2. Setting vague goals
“In my experience, the most common mistake employers make when evaluating employee performance is failing to establish a clearly defined set of goals and key performance indicators,” says Brandon Seymour, CEO and founder of Beymour Consulting.
Instead of making performance metrics trackable, organizations give employees vague instructions to improve their weaknesses. Unsure how to achieve these milestones, employees are left unmotivated or, worse, unappreciated for what they excel at.
“When evaluating the performance of an individual employee, it’s important to assign a unique set of goals that pertain to a specific role,” Seymour says. “This way, organizations can see how individual employees are performing independently, and employees can understand which specific aspects of their performance need improvement.”
Considering the wide range of goal-tracking softwares now available, there’s no excuse to not have a system in place that encourages managers to set concrete goals for their team. But, to make the best use of those programs, managers need to know how certain skills affect performance so they can find ways to measure progress.
GamEffective, for example, makes it easy for users to set goals and tie them to key performance indicators (KPIs). Both employees and managers get real-time information about how an individual is performing. Once both parties are on the same page, it’s easier to see which areas need more focus in order to achieve a specific goal.
3. Using subjective scoring
Ranking systems have long been used to quantify and compare performance management. Being rated a “1” out of “5” on a specific skill signified to both employees and managers that improvement was necessary. However, there’s one major flaw in this method of feedback: a lack of consistency in what constitutes each level.
“Often, scores are given arbitrarily, with managers varying in how tough they are at ranking team members,” says Lori Scherwin, founder of Strategize That. “Some are fair, some are easy [in order to promote] goodwill; and others are harsh, to generate higher productivity.”
Without an agreed-upon rubric, performance rankings have no value, for both managers and employees. “[Random scoring] leads to mistrust and a lack of belief in the system,” Scherwin points out. “Ultimately, when performance management is unfair — or even seems unfair — you lose the engagement of your team, which can cause negative feelings and turnover.”
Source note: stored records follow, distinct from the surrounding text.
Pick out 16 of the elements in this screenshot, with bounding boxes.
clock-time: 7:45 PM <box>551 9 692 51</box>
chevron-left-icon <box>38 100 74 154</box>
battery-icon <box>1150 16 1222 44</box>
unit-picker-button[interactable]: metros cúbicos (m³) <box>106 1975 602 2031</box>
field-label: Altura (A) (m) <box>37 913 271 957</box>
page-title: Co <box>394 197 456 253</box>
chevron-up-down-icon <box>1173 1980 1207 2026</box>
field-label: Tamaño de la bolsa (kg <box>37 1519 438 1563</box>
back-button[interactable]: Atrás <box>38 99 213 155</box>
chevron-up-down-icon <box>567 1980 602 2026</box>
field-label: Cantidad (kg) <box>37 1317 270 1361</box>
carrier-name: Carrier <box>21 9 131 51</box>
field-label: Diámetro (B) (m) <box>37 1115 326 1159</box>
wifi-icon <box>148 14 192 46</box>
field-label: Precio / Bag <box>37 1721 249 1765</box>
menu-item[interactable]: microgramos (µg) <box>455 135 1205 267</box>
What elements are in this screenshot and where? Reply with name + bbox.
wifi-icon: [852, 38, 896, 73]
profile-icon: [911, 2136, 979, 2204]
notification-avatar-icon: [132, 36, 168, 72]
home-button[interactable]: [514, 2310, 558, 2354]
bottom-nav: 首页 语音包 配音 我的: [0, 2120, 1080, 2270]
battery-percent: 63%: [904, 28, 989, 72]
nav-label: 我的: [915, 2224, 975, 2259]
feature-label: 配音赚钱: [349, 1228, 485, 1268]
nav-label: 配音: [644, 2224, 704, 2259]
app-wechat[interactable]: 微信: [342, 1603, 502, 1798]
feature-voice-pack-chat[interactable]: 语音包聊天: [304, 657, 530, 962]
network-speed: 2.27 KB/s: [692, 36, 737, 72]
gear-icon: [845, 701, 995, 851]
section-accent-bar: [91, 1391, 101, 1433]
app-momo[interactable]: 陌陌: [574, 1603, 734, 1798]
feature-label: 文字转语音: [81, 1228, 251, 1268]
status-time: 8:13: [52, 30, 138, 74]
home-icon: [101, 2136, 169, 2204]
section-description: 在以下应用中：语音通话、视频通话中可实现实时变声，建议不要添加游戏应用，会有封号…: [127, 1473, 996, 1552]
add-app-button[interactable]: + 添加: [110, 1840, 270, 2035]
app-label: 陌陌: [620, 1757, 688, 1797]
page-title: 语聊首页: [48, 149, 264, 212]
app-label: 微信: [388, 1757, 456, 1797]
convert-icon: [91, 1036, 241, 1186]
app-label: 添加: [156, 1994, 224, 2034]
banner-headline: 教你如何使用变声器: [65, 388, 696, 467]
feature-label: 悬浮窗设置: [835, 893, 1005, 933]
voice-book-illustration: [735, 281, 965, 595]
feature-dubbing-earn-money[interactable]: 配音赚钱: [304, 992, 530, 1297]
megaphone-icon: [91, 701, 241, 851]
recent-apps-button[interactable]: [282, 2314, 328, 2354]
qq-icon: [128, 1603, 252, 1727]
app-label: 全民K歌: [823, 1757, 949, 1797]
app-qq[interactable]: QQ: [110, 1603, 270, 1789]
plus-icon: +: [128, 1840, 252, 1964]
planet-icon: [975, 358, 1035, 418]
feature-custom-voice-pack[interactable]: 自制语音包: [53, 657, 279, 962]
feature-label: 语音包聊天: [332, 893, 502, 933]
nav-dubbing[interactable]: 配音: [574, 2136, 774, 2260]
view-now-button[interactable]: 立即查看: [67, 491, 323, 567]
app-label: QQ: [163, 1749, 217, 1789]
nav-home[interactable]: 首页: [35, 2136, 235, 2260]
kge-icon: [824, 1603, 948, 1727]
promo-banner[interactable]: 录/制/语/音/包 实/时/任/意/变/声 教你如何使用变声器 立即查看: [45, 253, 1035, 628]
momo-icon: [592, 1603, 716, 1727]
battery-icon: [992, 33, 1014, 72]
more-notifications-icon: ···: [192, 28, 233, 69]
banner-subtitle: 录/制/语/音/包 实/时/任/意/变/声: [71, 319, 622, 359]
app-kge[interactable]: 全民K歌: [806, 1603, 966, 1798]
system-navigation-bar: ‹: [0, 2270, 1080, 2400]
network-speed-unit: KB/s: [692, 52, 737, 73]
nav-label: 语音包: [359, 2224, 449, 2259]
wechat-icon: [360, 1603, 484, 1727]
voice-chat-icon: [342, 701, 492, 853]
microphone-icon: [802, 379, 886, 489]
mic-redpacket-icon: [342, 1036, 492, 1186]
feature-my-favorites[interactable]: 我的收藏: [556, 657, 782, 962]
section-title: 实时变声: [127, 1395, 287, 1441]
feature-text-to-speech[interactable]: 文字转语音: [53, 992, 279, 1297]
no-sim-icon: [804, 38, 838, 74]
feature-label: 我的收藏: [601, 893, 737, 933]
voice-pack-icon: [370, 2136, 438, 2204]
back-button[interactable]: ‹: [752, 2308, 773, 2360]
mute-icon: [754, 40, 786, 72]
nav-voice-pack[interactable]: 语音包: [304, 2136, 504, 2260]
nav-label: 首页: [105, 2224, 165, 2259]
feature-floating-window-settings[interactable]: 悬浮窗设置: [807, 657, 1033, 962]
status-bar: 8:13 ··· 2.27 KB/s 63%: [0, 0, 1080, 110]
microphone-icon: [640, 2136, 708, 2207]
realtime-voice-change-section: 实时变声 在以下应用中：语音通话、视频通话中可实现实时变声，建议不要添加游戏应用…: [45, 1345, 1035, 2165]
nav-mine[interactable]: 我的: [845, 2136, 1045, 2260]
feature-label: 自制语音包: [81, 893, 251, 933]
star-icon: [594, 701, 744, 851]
Scherwin suggests that instead of ranking employees, it’s best to have a balanced approach to performance management. Rather than identifying and focusing on the negative, managers should be encouraged to discuss the positive as well, so employees know their strengths and are rewarded for positive behaviors.
4. Putting off performance discussion meetings
It’s a common, but bad, habit for leaders to push back performance discussion when something else pops up. Even if a meeting with an employee has been scheduled for weeks, that event is easier to move than an unexpected crisis.
However, just because something is easy to reschedule doesn’t mean it should be.
“One-on-one meetings are one of the best tools in performance management,” says Berrin Erdogan, a professor of management at Portland State University. “These meetings communicate care and support from the manager while ensuring a dialogue around performance. What makes them successful is their regularity and routineness.”
When these meetings are constantly pushed back, they lose their value. And, as Erdogan argues, they end up wasting more of people’s time than they would have had the meeting actually taken place.
“In the long run, these accumulated cancellations come at the expense of employee goodwill and timely feedback. It causes more constant interruptions of the manager’s own work and creates the perception that the manager does not make employees or performance a priority.”
All of which takes a lot of time and resources to undo.
Performance management is something business leaders need to work at every day. It’s not something that can be thought about once a year. That’s how bad habits creep into the process. In order to really make improvements in 2017, these habits from the past need to be broken in the present so positive change can begin.